Z remains committed to debt reduction and increasing returns to shareholders over the next decade. Z believes it is prudent to reduce its overall debt position and maintain a strong, investment-like grade balance sheet because of the uncertainty around the price of crude oil.

“At the end of last financial year, we had reduced our debt leverage, defined as debt to RC EBITDAF, to 2.1x. In the first half of FY19 debt to RC EBITDAF has increased to 2.4x through a combination of reduced earnings and the investment in Flick. Z remains committed to deleveraging to around 1.6x debt to RC EBITDAF by the end of FY21.

“This year sees the first implementation of our new dividend policy of ‘better with you than us’. While we acknowledge the current challenging trading conditions have reduced the size of the dividend from original guidance, the change in dividend policy reinforces our commitment to efficiently return cash to shareholders.

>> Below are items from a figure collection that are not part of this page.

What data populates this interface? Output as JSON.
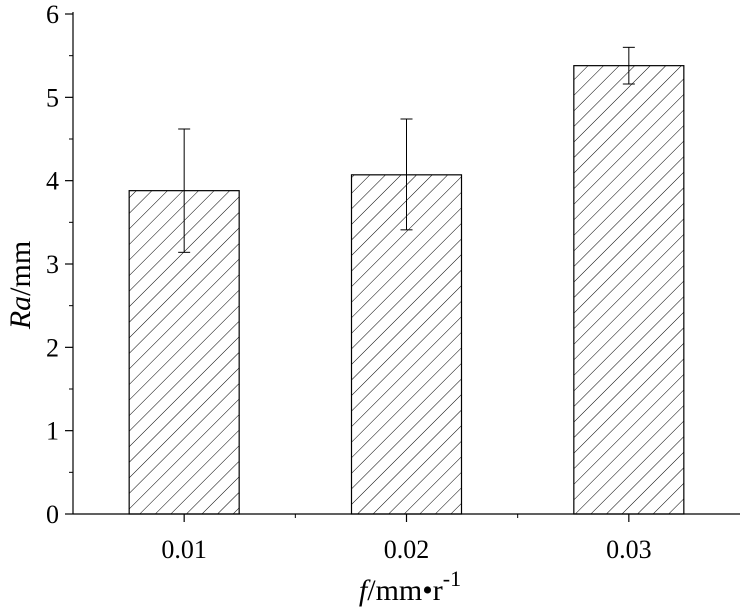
{
  "chart_data": {
    "type": "bar",
    "categories": [
      "0.01",
      "0.02",
      "0.03"
    ],
    "values": [
      3.88,
      4.07,
      5.38
    ],
    "error_bars": [
      {
        "low": 3.14,
        "high": 4.62
      },
      {
        "low": 3.41,
        "high": 4.74
      },
      {
        "low": 5.16,
        "high": 5.6
      }
    ],
    "title": "",
    "xlabel": {
      "italic": "f",
      "text": "/mm•r",
      "superscript": "-1"
    },
    "ylabel": {
      "italic": "Ra",
      "text": "/mm"
    },
    "ylim": [
      0,
      6
    ],
    "yticks": [
      "0",
      "1",
      "2",
      "3",
      "4",
      "5",
      "6"
    ],
    "grid": false,
    "legend": "none",
    "bar_fill": "hatched",
    "colors": {
      "bar_stroke": "#000000",
      "hatch": "#000000",
      "axis": "#000000",
      "background": "#ffffff"
    }
  }
}
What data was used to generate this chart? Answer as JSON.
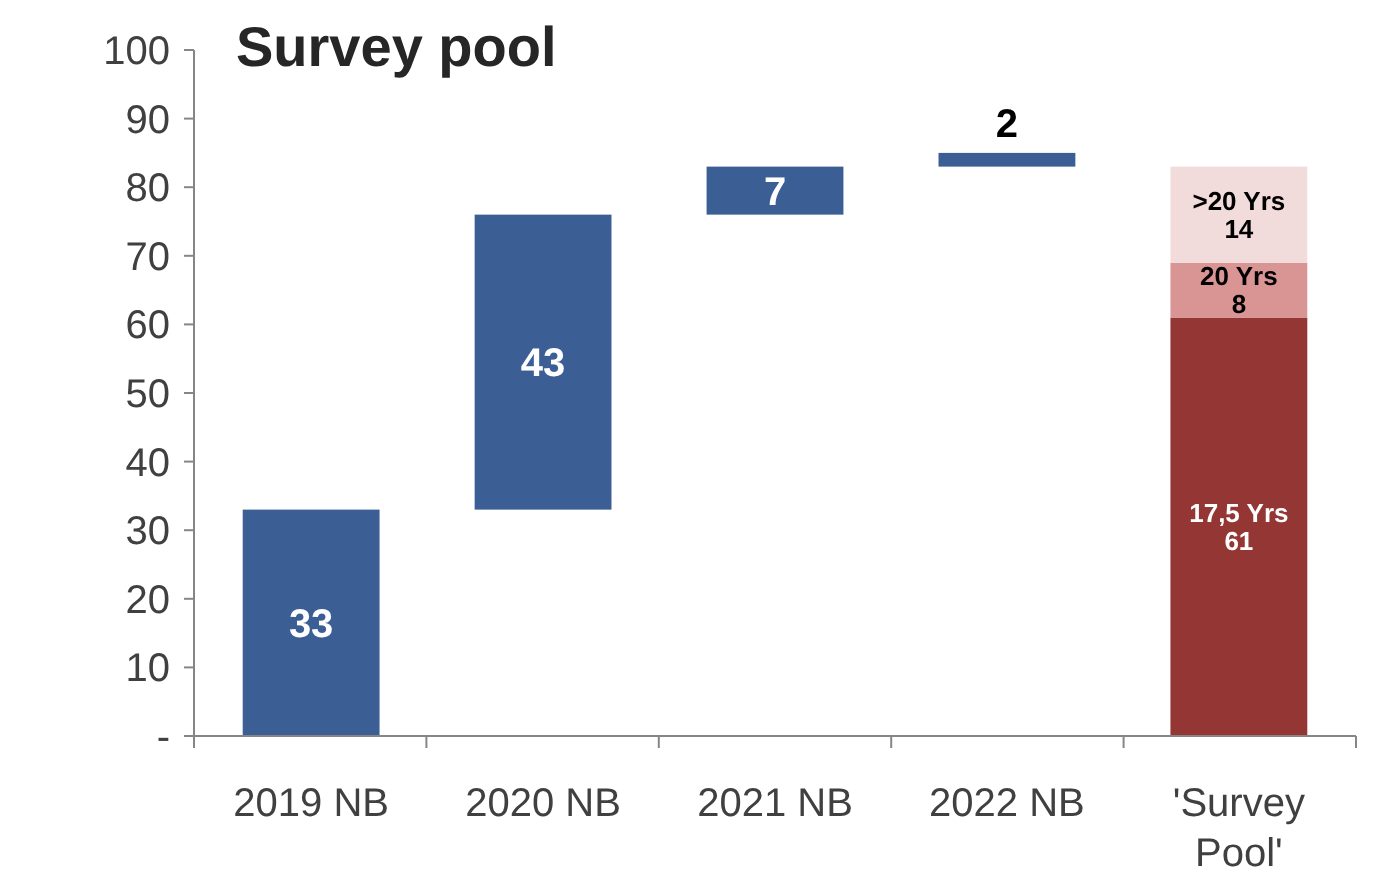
{
  "chart_data": {
    "type": "bar",
    "title": "Survey pool",
    "categories": [
      "2019 NB",
      "2020 NB",
      "2021 NB",
      "2022 NB",
      "'Survey Pool'"
    ],
    "series": [
      {
        "color": "#3b5f95",
        "values": [
          33,
          43,
          7,
          2,
          null
        ],
        "base": [
          0,
          33,
          76,
          83,
          null
        ]
      },
      {
        "name": "17,5 Yrs",
        "color": "#943634",
        "values": [
          null,
          null,
          null,
          null,
          61
        ],
        "base": [
          null,
          null,
          null,
          null,
          0
        ]
      },
      {
        "name": "20 Yrs",
        "color": "#d99594",
        "values": [
          null,
          null,
          null,
          null,
          8
        ],
        "base": [
          null,
          null,
          null,
          null,
          61
        ]
      },
      {
        "name": ">20 Yrs",
        "color": "#f2dcdb",
        "values": [
          null,
          null,
          null,
          null,
          14
        ],
        "base": [
          null,
          null,
          null,
          null,
          69
        ]
      }
    ],
    "data_labels": true,
    "ylim": [
      0,
      100
    ],
    "yticks": [
      {
        "value": 0,
        "label": "-"
      },
      10,
      20,
      30,
      40,
      50,
      60,
      70,
      80,
      90,
      100
    ],
    "grid": false
  }
}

Second half outlook and priorities

Given the volatility of the global commodity markets and the recent movements of the New Zealand dollar, Z is not depending on a drop in crude prices or improving FX rates to support our second half performance.

Commenting on the priorities for the rest of the year, Mike said:

“Our focus for the next six months is simple, we must increase momentum by prioritising business as usual activities and projects that directly improve customer experience and we will focus our productivity work on fewer, higher value actions that create more meaningful bang for buck.”

A conference call for media and investors will be held at 10am on Thursday 1 November 2018. Dial in details can be found at https://investor-centre.z.co.nz/investor-centre/assets/Uploads/20181009-NZX-results-date-announcement.pdf

 

 


[1] Z prepares its statutory financial statements on an historic cost basis in accordance with NZIFRS. Earnings prepared on this basis are subject to volatility due to changes in oil prices and exchange rates and is therefore not a dependable measure of business performance or profitability. Replacement cost earnings do not reflect this volatility to such an extent as the cost of the stock sold is accounted for as its replacement cost at the time of its sale. Z’s management focuses on the industry standard replacement cost operating metrics, which it considers a better reflection of the underlying performance of the company.

 

[2] This is the margin on fuel sold before operating costs and corporate tax are accounted for.